1. Roast it when in doubt

Of all the cooking methods (simmering, steaming) it seems that squash is best when it is toasted. When it is cooked at a high temperature, the dense squash caramelizes easily, making the sweetness and the usualness. You can even skip the moving task of peels: the oven can make the skin crispy and add a pleasant snap against the Fudgy meat.
Recipes to try: roasted butternut squash | Roasted pumpkin with brown butter vinaigrette
2. Mix it for a creamy soup

As soon as Hardy Butternut Squash is soft enough to stomp with a fork, it is also soft enough to mix in a creamy soup. Due to the starch and pectin of the meat, it can be shiny, thick and luxurious swallow in something shiny, thick and luxurious. View the Yewande Komolafe recipe, which doubles on the heat of the pumpkin by roasting it until they are caramelized and infuse the soup with herbs such as cinnamon and black pepper.
3. Add coconut

Coconut milk strengthens the sweet and creamy side of mixed pumpkin and also brings its own flowers to the pot. To prevent the combination from being cloying, Christian Reynoso Pep then adds with curry paste, ginger and turmeric.
4. Sprinkle pumpkin seeds

Because pumpkin and pumpkin are part of the same plant family, they have undertone that suggest that they belong together. The flavors are Simpatico and their textures play each other, the seeds that add crunch to the softness of the pumpkin.
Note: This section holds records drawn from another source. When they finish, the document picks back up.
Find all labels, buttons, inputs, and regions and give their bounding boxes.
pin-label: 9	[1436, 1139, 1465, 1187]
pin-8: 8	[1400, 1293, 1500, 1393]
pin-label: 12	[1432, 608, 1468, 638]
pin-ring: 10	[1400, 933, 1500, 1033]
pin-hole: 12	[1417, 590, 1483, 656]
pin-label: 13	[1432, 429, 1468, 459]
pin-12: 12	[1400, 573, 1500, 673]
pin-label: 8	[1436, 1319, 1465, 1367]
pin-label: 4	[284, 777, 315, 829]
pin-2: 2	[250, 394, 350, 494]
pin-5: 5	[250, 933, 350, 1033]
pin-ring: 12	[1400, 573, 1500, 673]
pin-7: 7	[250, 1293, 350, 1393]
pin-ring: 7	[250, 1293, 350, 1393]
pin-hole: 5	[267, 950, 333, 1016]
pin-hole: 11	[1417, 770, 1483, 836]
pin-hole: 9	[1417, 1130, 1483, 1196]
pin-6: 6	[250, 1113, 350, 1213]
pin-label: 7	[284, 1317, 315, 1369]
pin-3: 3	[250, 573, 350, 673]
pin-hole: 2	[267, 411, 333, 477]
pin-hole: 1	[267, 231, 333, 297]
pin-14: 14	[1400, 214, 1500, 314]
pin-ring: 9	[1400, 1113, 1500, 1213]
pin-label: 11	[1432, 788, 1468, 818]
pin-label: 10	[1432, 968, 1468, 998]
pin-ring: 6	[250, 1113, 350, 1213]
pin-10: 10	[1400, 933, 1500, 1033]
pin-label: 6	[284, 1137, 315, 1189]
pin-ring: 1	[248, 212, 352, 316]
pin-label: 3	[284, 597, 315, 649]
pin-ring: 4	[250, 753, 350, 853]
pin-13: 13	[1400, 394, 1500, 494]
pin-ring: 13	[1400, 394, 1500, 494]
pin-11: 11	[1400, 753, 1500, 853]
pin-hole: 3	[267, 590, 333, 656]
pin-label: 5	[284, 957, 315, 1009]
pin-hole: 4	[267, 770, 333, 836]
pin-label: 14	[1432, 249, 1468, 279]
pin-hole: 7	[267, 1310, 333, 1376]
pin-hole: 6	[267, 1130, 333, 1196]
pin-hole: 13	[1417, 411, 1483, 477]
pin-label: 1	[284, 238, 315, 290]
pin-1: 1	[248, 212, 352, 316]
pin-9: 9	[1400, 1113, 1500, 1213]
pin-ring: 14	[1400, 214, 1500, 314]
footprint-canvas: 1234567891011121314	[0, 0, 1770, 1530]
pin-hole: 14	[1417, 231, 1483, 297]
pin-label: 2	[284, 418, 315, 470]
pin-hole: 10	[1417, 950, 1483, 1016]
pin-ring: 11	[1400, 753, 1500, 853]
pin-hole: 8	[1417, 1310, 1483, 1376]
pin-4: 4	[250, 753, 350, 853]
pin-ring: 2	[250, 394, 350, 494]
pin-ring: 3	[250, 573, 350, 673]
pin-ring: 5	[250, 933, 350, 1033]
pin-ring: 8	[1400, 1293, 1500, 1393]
Nik Sharma uses that to his advantage in his butternut, lentils and feta salad, which shower pumpkin seeds to borrow crunch to the otherwise soft salad.
5. Cook it with honey

Sometimes the vegetable earthness of squash can overshadow its natural sugars. (Also, variety and growing ternists and storage conditions influence sweetness.) But there is an easy solution: to strengthen his caramelly, cook the pumpkin with a little honey, brown sugar or maple syrup. 2 ½ pound of pumpkin roasting with just a tablespoon of honey, such as in the salad of Melissa Clark, it is good.
6. Combine it with bitter vegetables

Walk through a farmer's market in the winter and you will find some onions and potatoes, lots of pumpkin and lots of bitter, sturdy kale, broccoli Rabe, Collard Greens and Radicchio. Their sharpness is an ideal foil for squash's susceptible sweetness: the pumpkin provides part of the bitterness, while that bitterness adds Pep. So cook squash with the greens, such as in Zainab Shah's Kaddu with greens and shrimp, or combine raw vegetables with cooked pumpkin, such as in Yossy Arefi's Wild Rice Salad.
Recipes to try: wild rice and roasted pumpkin salad with cider vinaigrette | Roasted pumpkin and radicchio salad with buttermilk dressing
7. Finish with lime juice

Sweet and sour fish, pork, sauce, eggplant – the list continues. The zip of something acidic is a classic contrast with sweetness, so add lime juice or another sour ingredient to your pumpkin. In Priya Krishna's Kaddu, the pumpkin simmer with the juice of a lime. Sour cream, tamarind or vinegar can also deliver a sweet purification effect.